TM : Peux-tu expliquer pourquoi la mine San Jorge souhaite extraire du cuivre et d’autres minerais et pourquoi elle le fait en Argentine?

SI : Il s’agit ici d’extraire du cuivre, essentiellement, car nous sommes censés nous diriger vers la transition énergétique, c’est-à-dire que des panneaux solaires aux voitures électriques, tout fonctionne au lithium et au cuivre. Quelle est la réalité?
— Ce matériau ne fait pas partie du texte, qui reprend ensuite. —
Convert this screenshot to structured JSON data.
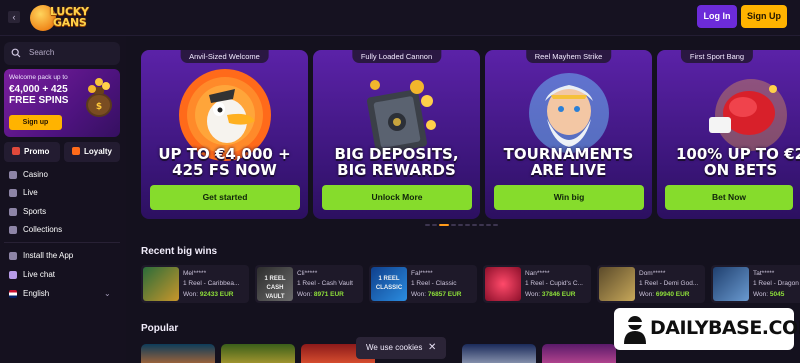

La majeure partie du cuivre qui est extrait en Amérique du Sud – c’est-à-dire toute la zone de sacrifice sud-américaine : le Pérou, le Chili, l’Argentine, le Brésil – est destinée au monde, aux pays dits du premier monde, qui se servent des tragédies des pays qui ne sont pas sous-développés. Dans la division politique, dans la géopolitique des grands empires, il nous incombe de continuer à être les fournisseurs de matières premières.

Toute l’Amérique latine, nous sommes les fournisseurs. On nous empêche d’être des pays développés sur le plan technologique et industriel. Aujourd’hui, l’Argentine est sous le régime de l’extrême-droite, qui essaie de la convertir en un pays sans identité culturelle, à la merci du marché. De quoi le marché a-t-il besoin? Vous avez besoin de cuivre? Eh bien, vous avez toute la chaîne de montagnes, faites-la sauter, prenez le cuivre, prenez l’argent, prenez l’or, prenez le lithium. De quoi d’autre avez-vous besoin? De soja. Continuez à tout exploiter depuis la Pampa Húmeda, jusqu’à l’est, vers le Chaco, Formosa, Santiago del Estero, Corrientes, tout est soja. L’Amérique du Sud est la zone de sacrifice. Ils ne regardent pas les tragédies du peuple, tout comme ils ne regardent pas la tragédie du peuple de Gaza, du peuple palestinien.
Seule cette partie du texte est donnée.